А ты смотришь на эту женщину в синей юбке, в белой блузе, и тебе хочется заорать во все горло, но в тебе нет сил, и ты просто садишься на землю, прислонившись спиной к колонне посреди опустевшего перрона, и прикуриваешь сигарету.
Ты дышишь, засоряя легкие смолой и дымом, дышишь, проклиная мир, дышишь, пока не понимаешь, что слезы уже высохли и щеки даже немножко пекут, и ты такой ребенок после истерики, обиженный и грустный, но самостоятельный и, наверное, сильный, поднимаешься и долго идешь домой, пока на город не опускаются сумерки.
И совсем не хочется возвращаться в пустую квартиру, но очень хочется лечь и уснуть, чтобы хотя бы на час не думать – не-думать-не-думать-не-думать! – о том, что там, на боковой плацкарте едет мальчик с жетоном "смертника" на шее, едет от тебя на войну.
С этого все начинается.
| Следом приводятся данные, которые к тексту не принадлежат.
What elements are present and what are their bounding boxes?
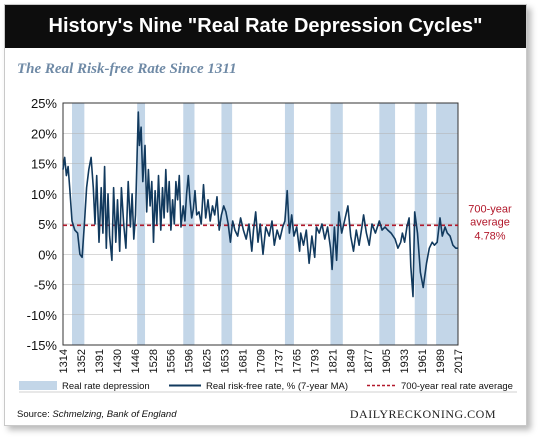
x-tick-label: 2017 — [453, 349, 465, 373]
series-line-real-rate — [62, 111, 458, 298]
legend-average-label: 700-year real rate average — [401, 381, 513, 392]
source-note: Source: Schmelzing, Bank of England — [17, 409, 177, 420]
y-tick-label: 20% — [31, 126, 57, 141]
legend-depression-swatch — [19, 381, 57, 390]
x-tick-label: 1625 — [202, 349, 214, 373]
x-tick-label: 1877 — [363, 349, 375, 373]
x-tick-label: 1849 — [345, 349, 357, 373]
x-tick-label: 1905 — [381, 349, 393, 373]
legend-depression-label: Real rate depression — [62, 381, 150, 392]
y-tick-label: -5% — [34, 278, 58, 293]
y-tick-label: 10% — [31, 187, 57, 202]
source-prefix: Source: — [17, 409, 53, 420]
average-label-line2: average — [470, 216, 510, 228]
source-text: Schmelzing, Bank of England — [52, 409, 177, 420]
x-tick-label: 1933 — [399, 349, 411, 373]
x-tick-label: 1709 — [256, 349, 268, 373]
chart-subtitle: The Real Risk-free Rate Since 1311 — [17, 61, 237, 77]
x-tick-label: 1314 — [58, 349, 70, 373]
x-tick-label: 1737 — [273, 349, 285, 373]
x-tick-label: 1821 — [327, 349, 339, 373]
x-tick-label: 1961 — [417, 349, 429, 373]
chart-plot: 25% 20% 15% 10% 5% 0% -5% -10% -15% 1314 1352 1391… — [19, 96, 517, 393]
chart-card: History's Nine "Real Rate Depression Cyc… — [4, 4, 527, 426]
average-label-value: 4.78% — [474, 230, 505, 242]
x-tick-label: 1352 — [76, 349, 88, 373]
y-tick-label: -15% — [27, 338, 58, 353]
x-tick-label: 1556 — [166, 349, 178, 373]
x-tick-label: 1528 — [148, 349, 160, 373]
y-tick-label: -10% — [27, 308, 58, 323]
x-tick-label: 1989 — [435, 349, 447, 373]
x-tick-label: 1430 — [112, 349, 124, 373]
brand-watermark: DAILYRECKONING.COM — [349, 407, 496, 421]
x-tick-label: 1596 — [184, 349, 196, 373]
average-label-line1: 700-year — [468, 203, 512, 215]
x-tick-label: 1653 — [220, 349, 232, 373]
x-tick-label: 1391 — [94, 349, 106, 373]
y-tick-label: 5% — [38, 217, 57, 232]
x-tick-label: 1446 — [130, 349, 142, 373]
x-tick-label: 1793 — [309, 349, 321, 373]
y-tick-label: 15% — [31, 157, 57, 172]
chart-title: History's Nine "Real Rate Depression Cyc… — [5, 5, 526, 48]
legend-series-label: Real risk-free rate, % (7-year MA) — [206, 381, 348, 392]
y-tick-label: 25% — [31, 96, 57, 111]
x-tick-label: 1681 — [238, 349, 250, 373]
y-tick-label: 0% — [38, 247, 57, 262]
x-tick-label: 1765 — [291, 349, 303, 373]
legend: Real rate depression Real risk-free rate… — [19, 381, 517, 393]
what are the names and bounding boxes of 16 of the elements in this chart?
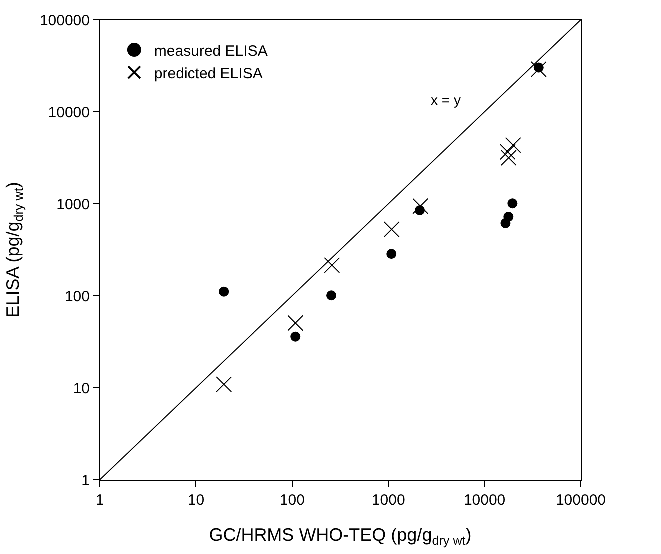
y-tick-label: 10000 (48, 104, 90, 122)
x-tick-label: 1000 (372, 492, 406, 509)
y-tick-label: 10 (73, 380, 90, 398)
y-tick-label: 1000 (56, 196, 90, 214)
x-tick-label: 100000 (556, 492, 606, 509)
y-tick-label: 1 (82, 472, 90, 490)
y-tick-label: 100000 (40, 12, 90, 30)
x-tick-label: 1 (96, 492, 104, 509)
x-tick-label: 10000 (464, 492, 506, 509)
x-tick-label: 100 (280, 492, 305, 509)
x-tick-label: 10 (188, 492, 205, 509)
y-tick-label: 100 (64, 288, 90, 306)
legend-label: measured ELISA (154, 42, 268, 60)
legend-label: predicted ELISA (154, 65, 263, 82)
x-axis-title: GC/HRMS WHO-TEQ (pg/g$_{dry wt}$) (209, 525, 472, 548)
annotation: x = y (431, 92, 461, 108)
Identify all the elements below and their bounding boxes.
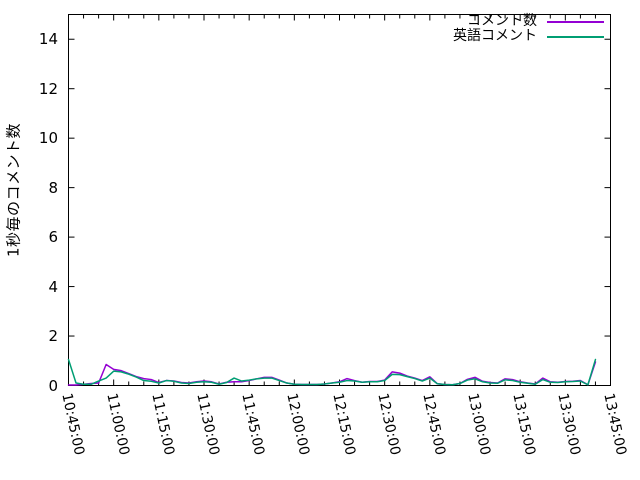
y-tick-label: 6 [48, 228, 58, 247]
legend-entry-comments: コメント数 [453, 14, 604, 29]
y-tick-label: 12 [38, 79, 58, 98]
legend-line-english-icon [547, 35, 604, 38]
y-tick-label: 4 [48, 277, 58, 296]
y-tick-label: 0 [48, 376, 58, 395]
y-tick-label: 2 [48, 327, 58, 346]
series-line-english [67, 358, 597, 386]
legend-entry-english: 英語コメント [453, 29, 604, 44]
y-tick-label: 10 [38, 129, 58, 148]
legend-line-comments-icon [547, 20, 604, 23]
legend-label-comments: コメント数 [467, 13, 537, 29]
legend-label-english: 英語コメント [453, 28, 537, 44]
y-tick-label: 8 [48, 178, 58, 197]
plot-border [68, 14, 611, 386]
y-tick-label: 14 [38, 30, 58, 49]
legend: コメント数 英語コメント [453, 14, 604, 44]
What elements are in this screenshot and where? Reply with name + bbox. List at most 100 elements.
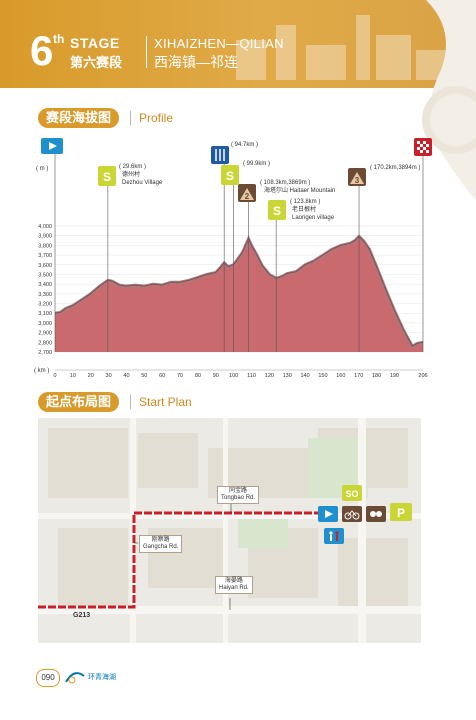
- svg-text:2: 2: [245, 192, 250, 201]
- x-tick-label: 50: [141, 373, 147, 379]
- x-tick-label: 30: [106, 373, 112, 379]
- profile-title-en: Profile: [139, 111, 174, 125]
- feed-zone-km: ( 94.7km ): [231, 142, 259, 148]
- team-area-icon: [366, 506, 386, 522]
- svg-text:S: S: [226, 169, 234, 183]
- kom-2-km: ( 108.3km,3869m ): [260, 180, 311, 186]
- x-tick-label: 40: [123, 373, 129, 379]
- x-tick-label: 90: [213, 373, 219, 379]
- sprint-3-name-en: Laorigen village: [292, 215, 335, 221]
- x-tick-label: 120: [265, 373, 274, 379]
- y-tick-label: 3,600: [38, 263, 52, 269]
- x-tick-label: 206: [418, 373, 427, 379]
- y-unit-label: ( m ): [36, 166, 49, 172]
- start-flag-icon: [41, 138, 63, 154]
- sprint-3-icon: S: [268, 200, 286, 220]
- road-haiyan: 海晏路 Haiyan Rd.: [215, 576, 253, 594]
- toilet-icon: [324, 528, 344, 544]
- svg-text:S: S: [103, 170, 111, 184]
- road-gangcha-en: Gangcha Rd.: [143, 544, 179, 550]
- start-line-icon: [318, 506, 338, 522]
- sprint-1-name-cn: 德州村: [122, 172, 141, 178]
- x-tick-label: 60: [159, 373, 165, 379]
- sign-on-icon: SO: [342, 485, 362, 501]
- kom-2-icon: 2: [238, 184, 256, 202]
- y-tick-label: 2,900: [38, 331, 52, 337]
- road-gangcha-cn: 刚察路: [151, 537, 170, 543]
- x-unit-label: ( km ): [34, 368, 50, 374]
- parking-icon: P: [390, 503, 412, 521]
- page-number: 090: [36, 669, 60, 687]
- route-cn: 西海镇—祁连: [154, 54, 238, 70]
- bike-icon: [342, 506, 362, 522]
- x-tick-label: 190: [390, 373, 399, 379]
- x-tick-label: 110: [247, 373, 256, 379]
- plan-title-cn: 起点布局图: [38, 392, 120, 412]
- x-tick-label: 160: [336, 373, 345, 379]
- map-base: [38, 418, 421, 643]
- sprint-1-km: ( 29.6km ): [119, 164, 147, 170]
- x-tick-label: 130: [283, 373, 292, 379]
- x-tick-label: 80: [195, 373, 201, 379]
- y-tick-label: 2,800: [38, 340, 52, 346]
- plan-title-divider: [130, 395, 131, 409]
- y-tick-label: 3,400: [38, 282, 52, 288]
- race-logo-text: 环青海湖: [88, 674, 116, 681]
- start-plan-map: [38, 418, 421, 643]
- sprint-3-name-cn: 老日根村: [292, 207, 317, 213]
- stage-label: STAGE: [70, 35, 120, 51]
- road-haiyan-en: Haiyan Rd.: [219, 585, 249, 591]
- stage-label-cn: 第六赛段: [70, 55, 123, 70]
- y-tick-label: 3,900: [38, 234, 52, 240]
- elevation-area: [55, 236, 423, 352]
- race-logo-icon: [65, 672, 85, 684]
- y-tick-label: 3,700: [38, 253, 52, 259]
- feed-zone-icon: [211, 146, 229, 164]
- highway-g213-label: G213: [73, 612, 91, 619]
- x-tick-label: 10: [70, 373, 76, 379]
- x-tick-label: 100: [229, 373, 238, 379]
- road-tongbao-cn: 同宝路: [229, 488, 248, 494]
- sprint-3-km: ( 123.8km ): [290, 199, 321, 205]
- y-tick-label: 3,800: [38, 243, 52, 249]
- sprint-2-km: ( 99.9km ): [243, 161, 271, 167]
- svg-text:P: P: [397, 506, 405, 520]
- profile-title-divider: [130, 111, 131, 125]
- x-tick-label: 70: [177, 373, 183, 379]
- x-tick-label: 170: [354, 373, 363, 379]
- y-tick-label: 3,200: [38, 302, 52, 308]
- road-tongbao: 同宝路 Tongbao Rd.: [217, 486, 260, 504]
- y-tick-label: 2,700: [38, 350, 52, 356]
- route-en: XIHAIZHEN—QILIAN: [154, 36, 284, 51]
- kom-2-name: 海塔尔山 Haitaer Mountain: [264, 188, 336, 194]
- sprint-2-icon: S: [221, 165, 239, 185]
- elevation-chart: 2,700 2,800 2,900 3,000 3,100 3,200 3,300 3,400…: [38, 154, 428, 379]
- y-tick-label: 4,000: [38, 224, 52, 230]
- stage-header: 6 th STAGE 第六赛段 XIHAIZHEN—QILIAN 西海镇—祁连: [0, 0, 476, 88]
- svg-text:3: 3: [355, 176, 360, 185]
- x-tick-label: 180: [372, 373, 381, 379]
- y-tick-label: 3,000: [38, 321, 52, 327]
- y-tick-label: 3,300: [38, 292, 52, 298]
- y-tick-label: 3,100: [38, 311, 52, 317]
- header-divider: [146, 36, 147, 68]
- svg-text:SO: SO: [345, 489, 358, 499]
- x-tick-label: 150: [318, 373, 327, 379]
- road-haiyan-cn: 海晏路: [224, 578, 243, 584]
- x-tick-label: 140: [301, 373, 310, 379]
- x-tick-label: 20: [88, 373, 94, 379]
- y-tick-label: 3,500: [38, 272, 52, 278]
- kom-3-km: ( 170.2km,3894m ): [370, 165, 421, 171]
- kom-3-icon: 3: [348, 168, 366, 186]
- finish-flag-icon: [414, 138, 432, 156]
- sprint-1-icon: S: [98, 166, 116, 186]
- plan-title-en: Start Plan: [139, 395, 192, 409]
- cyclist-watermark: [422, 0, 476, 200]
- road-gangcha: 刚察路 Gangcha Rd.: [139, 535, 183, 553]
- elevation-outline: [54, 235, 424, 347]
- svg-text:S: S: [273, 204, 281, 218]
- x-tick-label: 0: [53, 373, 56, 379]
- profile-title-cn: 赛段海拔图: [38, 108, 120, 128]
- road-tongbao-en: Tongbao Rd.: [221, 495, 256, 501]
- stage-suffix: th: [53, 32, 65, 46]
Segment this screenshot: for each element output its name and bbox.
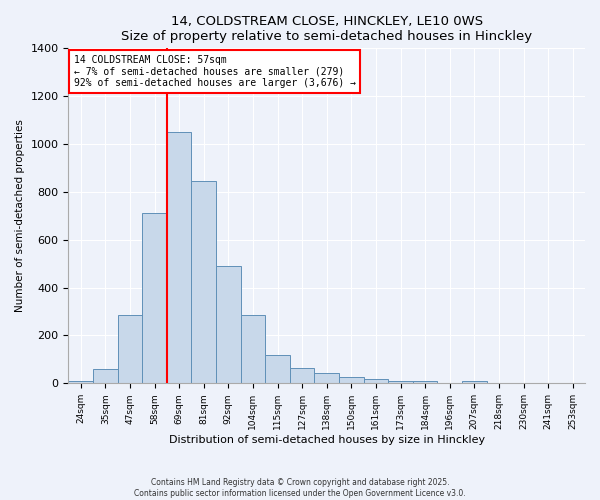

По-настоящему начинается.
Ровно эта секунда и является неосознанной точкой отсчета – долгого, сложного, странного, неизвестного тебе ранее – ожидания.
Ты не ждешь, ты становишься этим ожиданием.
Все фото автора |
Возвращаешься домой, смотришь на оставленную пару чашек в раковине, открываешь воду в ванной, чтобы стекла до горячей, ложишься в одежде на постель, сворачиваешься ракушкой – и чувствуешь себя запятой, кавычкой в строчке, фигуркой из песка, которую сдувает ветер.
Все, ты маленькая обиженная империей девочка.
Чужие люди пришли в твой дом, на твою землю, под чужими флагами, проехались танками по твоим полям, выжгли твои города – и теперь твой человек едет защищать тебя, мир и флаг цвета золотой пшеницы под ясным небом.
Только сейчас небо не ясное, оно в дыму и копоти, а ты ненавидишь все это происходящее вокруг, а еще себя – потому что беспомощней, чем в эту минуту, ты не была никогда.
Но, как бы невозможно это ни звучало, – единственно правильное, единственное по-настоящему нужное из того, что ты можешь сделать, – это собраться.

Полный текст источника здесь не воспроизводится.